The spat came after Mr Johnson took the highly unusual step of calling on members of the public to protest outside the Russian embassy in London. His bizarre request which he declared in the Commons, in relation to the five-year civil war raging in Syria, prompted a stern response from Moscow. At the time Mr Johnson said: "There is no commensurate horror, it seems to me, amongst some of those anti-war protest groups. I would certainly like to see demonstrations outside the Russian embassy. Where is the Stop the War Coalition at the moment? Where are they?"
However, Mr Johnson was later chastised for his attempts to create a storm of protest with Russian Ministry of Defence spokesman Major-General Igor Konashenkov slamming the comments. He said: "The Russophobic hysteria regularly whipped up by various members of the British establishment for a long time now has been quite underwhelming. Therefore, the frenzy that has gripped... Boris Johnson, who accuses Russia of committing every deadly sin, is a storm in a teacup full of muddy London water."
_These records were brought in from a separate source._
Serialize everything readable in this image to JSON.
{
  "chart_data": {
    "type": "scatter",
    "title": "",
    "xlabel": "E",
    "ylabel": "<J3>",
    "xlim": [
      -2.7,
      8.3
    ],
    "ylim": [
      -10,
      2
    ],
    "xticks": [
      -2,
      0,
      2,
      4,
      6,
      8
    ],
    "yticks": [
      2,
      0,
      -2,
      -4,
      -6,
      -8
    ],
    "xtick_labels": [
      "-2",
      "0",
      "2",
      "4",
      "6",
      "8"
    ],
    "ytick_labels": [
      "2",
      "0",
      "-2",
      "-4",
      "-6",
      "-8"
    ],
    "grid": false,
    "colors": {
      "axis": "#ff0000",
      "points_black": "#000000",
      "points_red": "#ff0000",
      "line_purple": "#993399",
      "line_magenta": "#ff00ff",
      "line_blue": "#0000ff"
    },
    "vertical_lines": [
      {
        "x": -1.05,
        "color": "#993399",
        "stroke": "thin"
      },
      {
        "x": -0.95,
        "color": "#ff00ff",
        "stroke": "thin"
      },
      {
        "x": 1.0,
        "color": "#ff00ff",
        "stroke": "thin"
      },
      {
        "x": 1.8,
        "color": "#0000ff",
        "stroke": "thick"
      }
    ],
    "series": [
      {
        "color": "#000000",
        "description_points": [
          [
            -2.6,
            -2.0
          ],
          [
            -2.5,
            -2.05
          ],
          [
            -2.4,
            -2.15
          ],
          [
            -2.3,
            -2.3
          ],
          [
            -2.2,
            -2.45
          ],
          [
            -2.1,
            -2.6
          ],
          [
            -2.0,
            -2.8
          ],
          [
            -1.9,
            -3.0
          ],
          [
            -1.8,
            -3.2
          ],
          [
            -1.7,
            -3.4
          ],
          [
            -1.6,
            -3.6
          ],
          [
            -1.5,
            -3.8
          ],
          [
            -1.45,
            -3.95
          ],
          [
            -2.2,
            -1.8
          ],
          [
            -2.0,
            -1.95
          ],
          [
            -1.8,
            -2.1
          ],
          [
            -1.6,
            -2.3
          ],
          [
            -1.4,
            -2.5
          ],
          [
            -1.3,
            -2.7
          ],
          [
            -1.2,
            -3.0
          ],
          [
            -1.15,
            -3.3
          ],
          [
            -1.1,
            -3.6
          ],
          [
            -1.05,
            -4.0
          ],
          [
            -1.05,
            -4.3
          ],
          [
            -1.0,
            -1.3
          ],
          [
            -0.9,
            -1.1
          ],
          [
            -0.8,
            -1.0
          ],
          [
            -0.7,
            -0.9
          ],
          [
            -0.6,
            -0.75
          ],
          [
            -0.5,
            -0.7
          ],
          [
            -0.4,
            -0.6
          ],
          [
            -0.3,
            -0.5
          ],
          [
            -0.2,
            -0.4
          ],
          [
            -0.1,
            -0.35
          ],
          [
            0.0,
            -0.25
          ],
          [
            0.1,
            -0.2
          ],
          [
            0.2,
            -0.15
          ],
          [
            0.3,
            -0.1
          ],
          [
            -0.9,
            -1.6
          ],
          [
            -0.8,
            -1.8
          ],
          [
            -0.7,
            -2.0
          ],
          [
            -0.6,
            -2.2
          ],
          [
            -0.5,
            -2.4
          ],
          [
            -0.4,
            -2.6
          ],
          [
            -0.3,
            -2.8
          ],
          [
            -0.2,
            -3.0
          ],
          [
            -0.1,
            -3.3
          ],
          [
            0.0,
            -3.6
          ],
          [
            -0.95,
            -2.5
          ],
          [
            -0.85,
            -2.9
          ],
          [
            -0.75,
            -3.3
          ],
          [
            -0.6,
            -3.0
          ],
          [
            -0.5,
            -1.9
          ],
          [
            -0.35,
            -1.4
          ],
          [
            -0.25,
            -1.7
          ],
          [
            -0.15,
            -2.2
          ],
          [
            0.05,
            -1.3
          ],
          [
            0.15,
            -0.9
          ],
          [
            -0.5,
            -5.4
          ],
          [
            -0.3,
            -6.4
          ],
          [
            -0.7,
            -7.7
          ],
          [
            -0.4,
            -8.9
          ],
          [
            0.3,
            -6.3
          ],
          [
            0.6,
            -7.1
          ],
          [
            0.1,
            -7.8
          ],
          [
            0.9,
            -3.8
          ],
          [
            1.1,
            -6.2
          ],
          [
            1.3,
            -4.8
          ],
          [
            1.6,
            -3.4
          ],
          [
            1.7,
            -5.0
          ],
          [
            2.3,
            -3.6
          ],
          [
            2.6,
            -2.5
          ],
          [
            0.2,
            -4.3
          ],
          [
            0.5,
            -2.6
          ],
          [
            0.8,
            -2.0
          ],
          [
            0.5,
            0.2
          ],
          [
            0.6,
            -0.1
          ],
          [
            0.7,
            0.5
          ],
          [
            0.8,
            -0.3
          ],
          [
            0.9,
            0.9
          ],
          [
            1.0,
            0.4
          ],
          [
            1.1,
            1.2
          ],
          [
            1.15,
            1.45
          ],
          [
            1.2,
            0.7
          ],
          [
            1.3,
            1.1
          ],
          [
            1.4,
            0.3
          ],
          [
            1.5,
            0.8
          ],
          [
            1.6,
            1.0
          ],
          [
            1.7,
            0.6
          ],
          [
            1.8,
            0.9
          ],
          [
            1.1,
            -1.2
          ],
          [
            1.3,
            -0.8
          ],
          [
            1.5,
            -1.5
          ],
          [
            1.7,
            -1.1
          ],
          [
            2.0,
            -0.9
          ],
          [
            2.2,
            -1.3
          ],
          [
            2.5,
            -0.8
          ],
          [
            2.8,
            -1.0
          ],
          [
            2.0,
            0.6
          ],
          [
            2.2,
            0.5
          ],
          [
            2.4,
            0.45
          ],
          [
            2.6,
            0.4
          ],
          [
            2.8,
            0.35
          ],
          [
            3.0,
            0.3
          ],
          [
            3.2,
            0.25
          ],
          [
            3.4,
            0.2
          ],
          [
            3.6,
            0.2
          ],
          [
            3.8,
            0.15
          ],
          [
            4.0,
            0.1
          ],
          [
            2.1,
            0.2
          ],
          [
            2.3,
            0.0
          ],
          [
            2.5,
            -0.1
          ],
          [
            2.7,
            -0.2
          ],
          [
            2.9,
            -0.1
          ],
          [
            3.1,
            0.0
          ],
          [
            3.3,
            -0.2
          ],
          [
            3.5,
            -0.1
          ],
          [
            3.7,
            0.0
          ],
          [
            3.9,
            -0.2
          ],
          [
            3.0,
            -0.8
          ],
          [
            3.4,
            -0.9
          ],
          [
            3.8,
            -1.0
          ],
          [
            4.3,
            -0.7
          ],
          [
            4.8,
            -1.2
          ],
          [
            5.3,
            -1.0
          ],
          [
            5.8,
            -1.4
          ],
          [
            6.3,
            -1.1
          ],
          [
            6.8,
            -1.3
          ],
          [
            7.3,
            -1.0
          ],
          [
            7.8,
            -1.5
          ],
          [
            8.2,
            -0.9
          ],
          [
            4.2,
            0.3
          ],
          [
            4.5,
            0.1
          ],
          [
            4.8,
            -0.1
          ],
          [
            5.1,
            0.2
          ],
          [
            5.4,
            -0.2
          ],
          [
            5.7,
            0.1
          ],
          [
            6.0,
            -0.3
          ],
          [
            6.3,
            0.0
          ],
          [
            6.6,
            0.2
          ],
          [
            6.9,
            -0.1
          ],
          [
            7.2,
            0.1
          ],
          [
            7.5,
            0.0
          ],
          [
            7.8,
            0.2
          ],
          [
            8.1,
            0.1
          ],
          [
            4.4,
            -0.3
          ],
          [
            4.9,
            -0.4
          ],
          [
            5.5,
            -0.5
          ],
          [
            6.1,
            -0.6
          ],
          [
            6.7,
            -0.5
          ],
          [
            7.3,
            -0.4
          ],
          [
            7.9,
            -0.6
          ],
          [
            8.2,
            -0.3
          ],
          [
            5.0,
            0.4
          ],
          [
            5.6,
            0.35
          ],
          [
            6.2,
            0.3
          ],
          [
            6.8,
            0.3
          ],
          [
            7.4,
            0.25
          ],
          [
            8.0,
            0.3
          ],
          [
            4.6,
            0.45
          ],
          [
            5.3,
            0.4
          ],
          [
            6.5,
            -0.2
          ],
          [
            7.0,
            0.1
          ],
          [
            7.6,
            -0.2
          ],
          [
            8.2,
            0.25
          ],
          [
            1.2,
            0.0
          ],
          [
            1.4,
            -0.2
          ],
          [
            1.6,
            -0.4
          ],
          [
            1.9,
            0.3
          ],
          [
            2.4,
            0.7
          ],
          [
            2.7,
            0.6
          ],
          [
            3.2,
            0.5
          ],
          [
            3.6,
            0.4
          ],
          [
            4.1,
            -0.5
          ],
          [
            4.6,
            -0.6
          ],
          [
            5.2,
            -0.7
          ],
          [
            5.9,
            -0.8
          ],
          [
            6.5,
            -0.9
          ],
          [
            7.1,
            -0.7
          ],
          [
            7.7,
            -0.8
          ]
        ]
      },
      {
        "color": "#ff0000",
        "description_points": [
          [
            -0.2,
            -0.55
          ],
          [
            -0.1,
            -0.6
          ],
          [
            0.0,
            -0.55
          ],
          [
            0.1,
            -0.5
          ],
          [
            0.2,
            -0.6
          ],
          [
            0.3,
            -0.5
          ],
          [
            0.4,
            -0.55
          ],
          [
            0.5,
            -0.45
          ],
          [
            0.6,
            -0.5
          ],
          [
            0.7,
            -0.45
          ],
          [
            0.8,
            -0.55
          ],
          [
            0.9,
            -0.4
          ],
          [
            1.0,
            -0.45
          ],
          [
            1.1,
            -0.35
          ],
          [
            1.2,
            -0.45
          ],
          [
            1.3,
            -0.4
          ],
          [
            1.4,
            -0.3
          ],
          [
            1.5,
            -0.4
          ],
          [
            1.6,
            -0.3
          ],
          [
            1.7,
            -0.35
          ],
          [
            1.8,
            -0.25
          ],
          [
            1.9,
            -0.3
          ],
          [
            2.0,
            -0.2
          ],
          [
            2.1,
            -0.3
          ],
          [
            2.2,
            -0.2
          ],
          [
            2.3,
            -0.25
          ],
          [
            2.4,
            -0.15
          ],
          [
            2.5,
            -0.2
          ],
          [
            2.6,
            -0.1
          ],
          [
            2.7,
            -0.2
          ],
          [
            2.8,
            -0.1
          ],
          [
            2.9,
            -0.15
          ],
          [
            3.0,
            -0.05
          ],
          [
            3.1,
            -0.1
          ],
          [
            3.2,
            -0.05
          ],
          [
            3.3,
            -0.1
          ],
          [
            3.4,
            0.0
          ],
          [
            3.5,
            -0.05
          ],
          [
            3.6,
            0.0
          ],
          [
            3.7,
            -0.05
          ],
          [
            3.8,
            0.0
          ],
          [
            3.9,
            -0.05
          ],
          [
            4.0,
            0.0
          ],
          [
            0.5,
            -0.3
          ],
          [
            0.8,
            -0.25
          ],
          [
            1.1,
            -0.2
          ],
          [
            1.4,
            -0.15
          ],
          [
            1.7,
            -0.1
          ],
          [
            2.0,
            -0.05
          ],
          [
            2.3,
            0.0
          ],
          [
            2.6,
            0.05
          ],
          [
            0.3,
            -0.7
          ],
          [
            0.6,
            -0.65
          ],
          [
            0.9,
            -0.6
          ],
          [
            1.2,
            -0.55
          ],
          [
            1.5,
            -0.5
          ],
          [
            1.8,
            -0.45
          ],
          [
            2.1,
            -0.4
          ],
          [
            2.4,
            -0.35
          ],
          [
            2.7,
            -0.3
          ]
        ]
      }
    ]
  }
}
News of the thawing in relations come following the election of Vladimir Putin ally Donald Trump who was elected as US president two weeks ago. Mr Trump, who takes office in January, has repeatedly stated he does not want to remove Bashr Al Assad from power which appears to be in accordance with Russian policy.
Last week Mr Assad, an eye surgeon who trained in London, described Mr Trump as a "natural ally" because of his commitment to fight "terrorists."
Three years ago it was revealed Britain sold nerve gas chemicals to Syria 10 months after 'civil unrest' began.